The annual conference kicks off Friday and brings together a whole range of executives from across the broadcasting industries in the U.K. This year will see Google chief executive Eric Schmidt deliver the keynote MacTaggart lecture on Friday night.
"The organizers approached Elisabeth some time back with the idea of a session around 'How to Build a Global Production Company from the UK', which had been in discussion. This will now not go ahead at this year's festival but it is hoped can be revisited in subsequent ones," said Shine spokesman Patrick Keegan.
Shine Group president Alex Mahon is already confirmed discuss an almost identical theme at the Royal Television Society conference in Cambridge in three weeks, alongside Fremantle Media CEO Tony Cohen and BBC Worldwide boss John Smith.
Earlier this month Murdoch told the News Corp board that it would "inappropriate" for her to take a seat on the News Corp board, as had been her intention earlier this year, despite the fact she has had no connection to the phone-hacking scandal and is admired in the U.K. for both creative and commercial savvy.
The decision was announced by Viet Dinh, chairman of News Corp's corporate governance committee, and said Elisabeth had "suggested to the independent directors some weeks ago that she felt it would be inappropriate" to include her nomination to the board of New Corp.

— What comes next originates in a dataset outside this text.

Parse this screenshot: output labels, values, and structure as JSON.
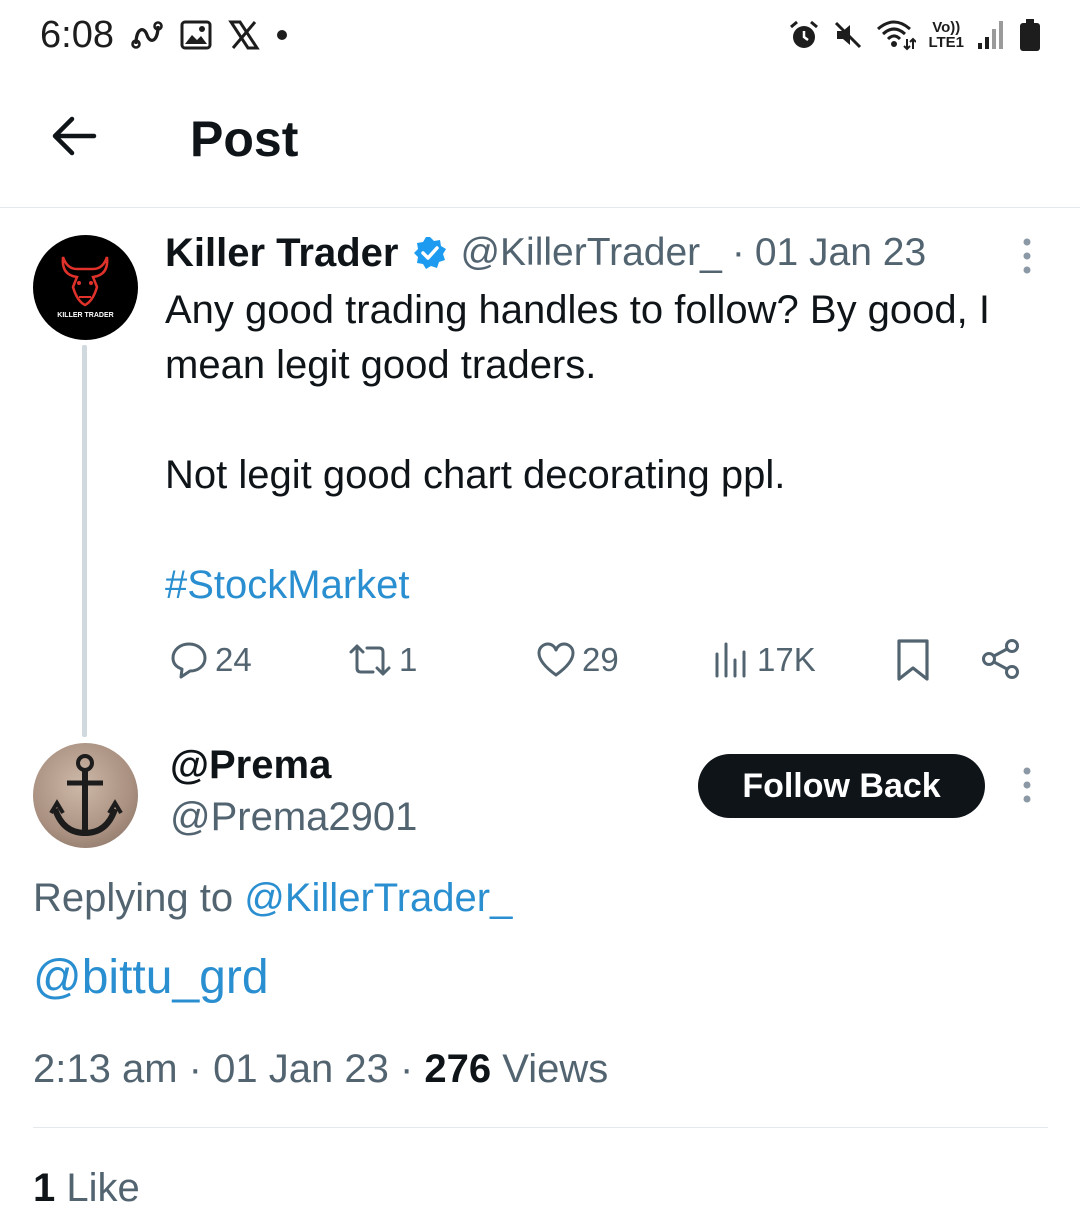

Her decision to back out of the Edinburgh International Television Festival panel comes as attention in the phone-hacking scandal has shifted to more damaging questions about the role played by News Corp deputy COO James Murdoch, who is also chairman of BSkyB.
James is expected to face a recall to Parliament to answer more questions about what he knew about a series of emails and documents that suggest phone-hacking was widespread at the News of The World, including a letter from jailed reporter Clive Goodman who said he had been told he would keep his job at the paper if he did not implicate the company in his court case.
A date to recall James Murdoch is expected when Parliament reconvenes next month after the summer recess. Twelve reporters and former executives from the paper have been arrested as part of an investigation into the criminal acts of phone message hacking and paying police officers for information.
The scandal has already forced News International to close down one of its most popular, and profitable, newspapers and has forced parent company News Corporation to abandon its cherished strategic goal of completing the $12 billion buyout of British pay-TV powerhouse BSkyB.